Today we really don’t put much thought into the way we store our data. Yet
people all over the country and the world save data that is important for many
reasons each day onto media that may not last the decade, much less the
century.
For a lot of people, the most important bits and bytes of data are more
personal in nature. Things like digital images for our children, family and
friends -- the sort of data that only 20 years ago would have been on film or a
photo produced via traditional processing methods. Today we archive our photos
on external hard drives, CDs and DVDs.
The problem with the archival formats we use today is twofold. The first
issue concerns whether the media
itself will last long enough for data integrity and secondly, even if the
media will last for the next decade or more, will the needed hardware and
software to read the files be available.
Vita Paladino, director of Boston University’s Howard Gotlieb Archival
Research Center told The Boston Globe, “Who knows how long they're
[digital media] going to last - how much time before the information on a zip
disk just goes into heaven, cyberspace heaven."

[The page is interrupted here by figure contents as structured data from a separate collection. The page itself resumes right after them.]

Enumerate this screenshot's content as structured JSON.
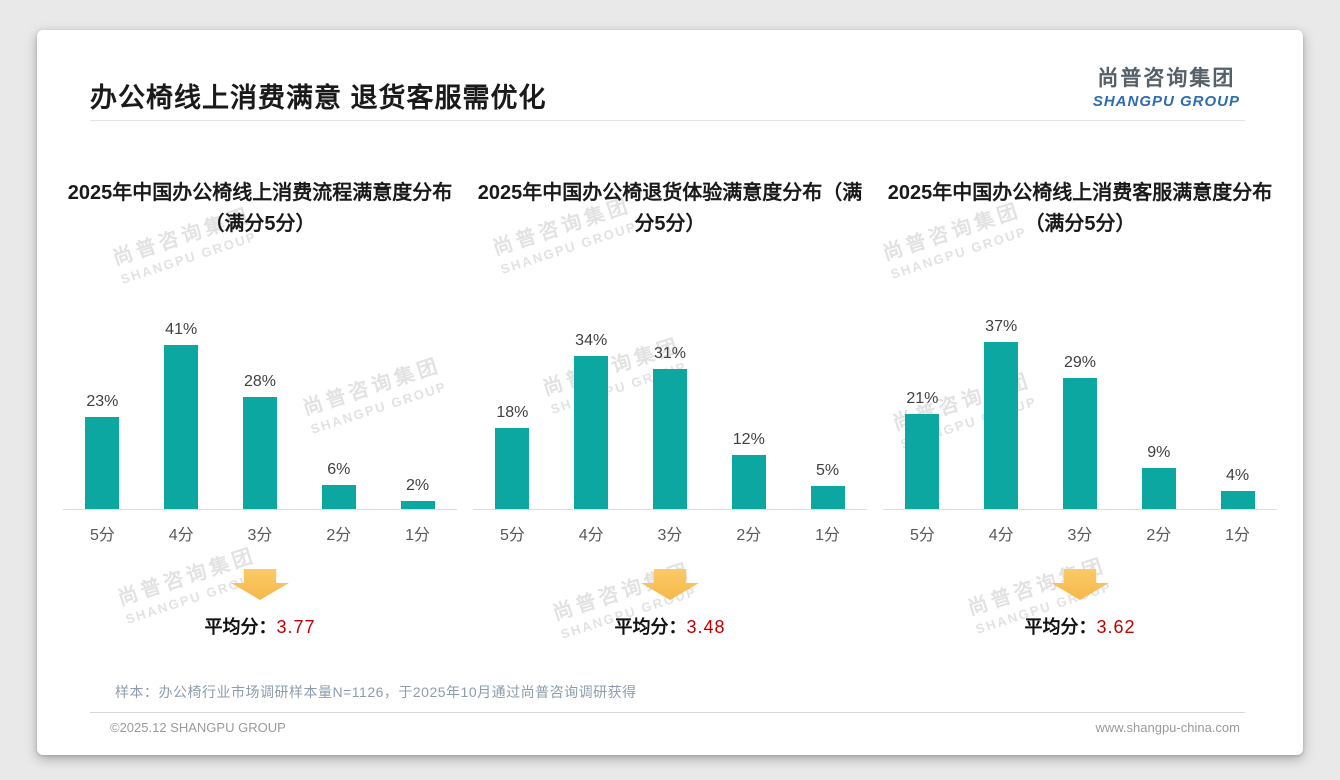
{
  "page_title": "办公椅线上消费满意 退货客服需优化",
  "logo": {
    "cn": "尚普咨询集团",
    "en": "SHANGPU GROUP"
  },
  "watermark": {
    "cn": "尚普咨询集团",
    "en": "SHANGPU GROUP"
  },
  "colors": {
    "bar": "#0ba7a0",
    "avg_value_red": "#c00000",
    "arrow_top": "#fbca66",
    "arrow_bottom": "#f6b84c",
    "logo_en_blue": "#2d6cb3"
  },
  "chart_data": [
    {
      "type": "bar",
      "title": "2025年中国办公椅线上消费流程满意度分布（满分5分）",
      "categories": [
        "5分",
        "4分",
        "3分",
        "2分",
        "1分"
      ],
      "values": [
        23,
        41,
        28,
        6,
        2
      ],
      "unit": "%",
      "ylim": [
        0,
        45
      ],
      "grid": false,
      "avg_label": "平均分：",
      "avg_value": "3.77"
    },
    {
      "type": "bar",
      "title": "2025年中国办公椅退货体验满意度分布（满分5分）",
      "categories": [
        "5分",
        "4分",
        "3分",
        "2分",
        "1分"
      ],
      "values": [
        18,
        34,
        31,
        12,
        5
      ],
      "unit": "%",
      "ylim": [
        0,
        40
      ],
      "grid": false,
      "avg_label": "平均分：",
      "avg_value": "3.48"
    },
    {
      "type": "bar",
      "title": "2025年中国办公椅线上消费客服满意度分布（满分5分）",
      "categories": [
        "5分",
        "4分",
        "3分",
        "2分",
        "1分"
      ],
      "values": [
        21,
        37,
        29,
        9,
        4
      ],
      "unit": "%",
      "ylim": [
        0,
        40
      ],
      "grid": false,
      "avg_label": "平均分：",
      "avg_value": "3.62"
    }
  ],
  "footer": {
    "note": "样本：办公椅行业市场调研样本量N=1126，于2025年10月通过尚普咨询调研获得",
    "copyright": "©2025.12 SHANGPU GROUP",
    "website": "www.shangpu-china.com"
  }
}
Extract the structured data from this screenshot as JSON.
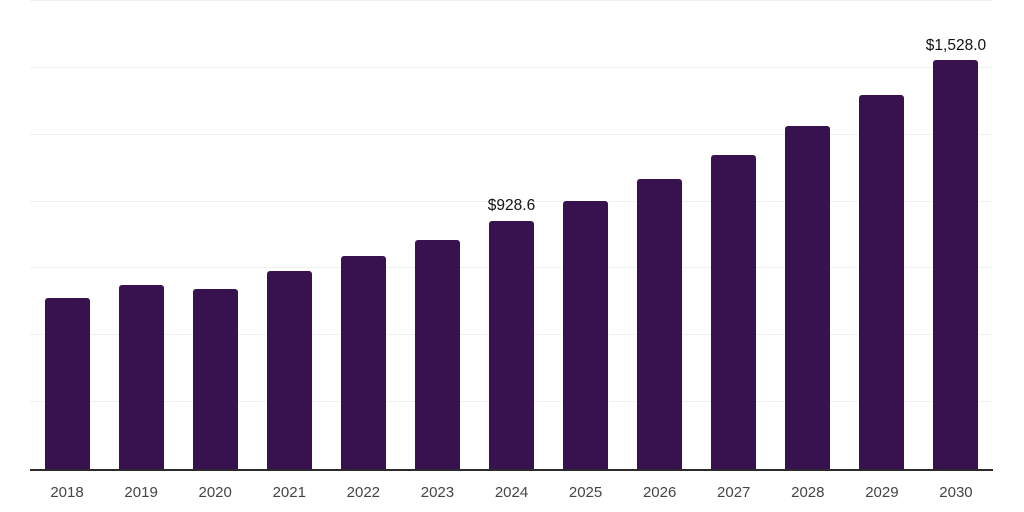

A perfect example is the 5.25-inch floppy disk. Around the country there are
untold numbers of these discs with potentially valuable information on them
that may well still be viable. The problem is reading the discs; 5.25-inch
floppy readers simply aren’t widely available.
This exact problem poses a significant obstacle for data archivists.
Francine Berman, director of the University of California San Diego
Supercomputer Center and head of a digital protection taskforce told The
Boston Globe, “You can file and forget a book, but our storage media will
see the next generation every two to five years, and if we want to keep that
material we have to carefully migrate it from one generation to the next."
Archiving digital data and migrating it to newer forms of storage as the
need presents will present a daunting task over the next several years to those
tasked with archiving it. The world’s
data is estimated to reach 1.8 zettabytes by 2011.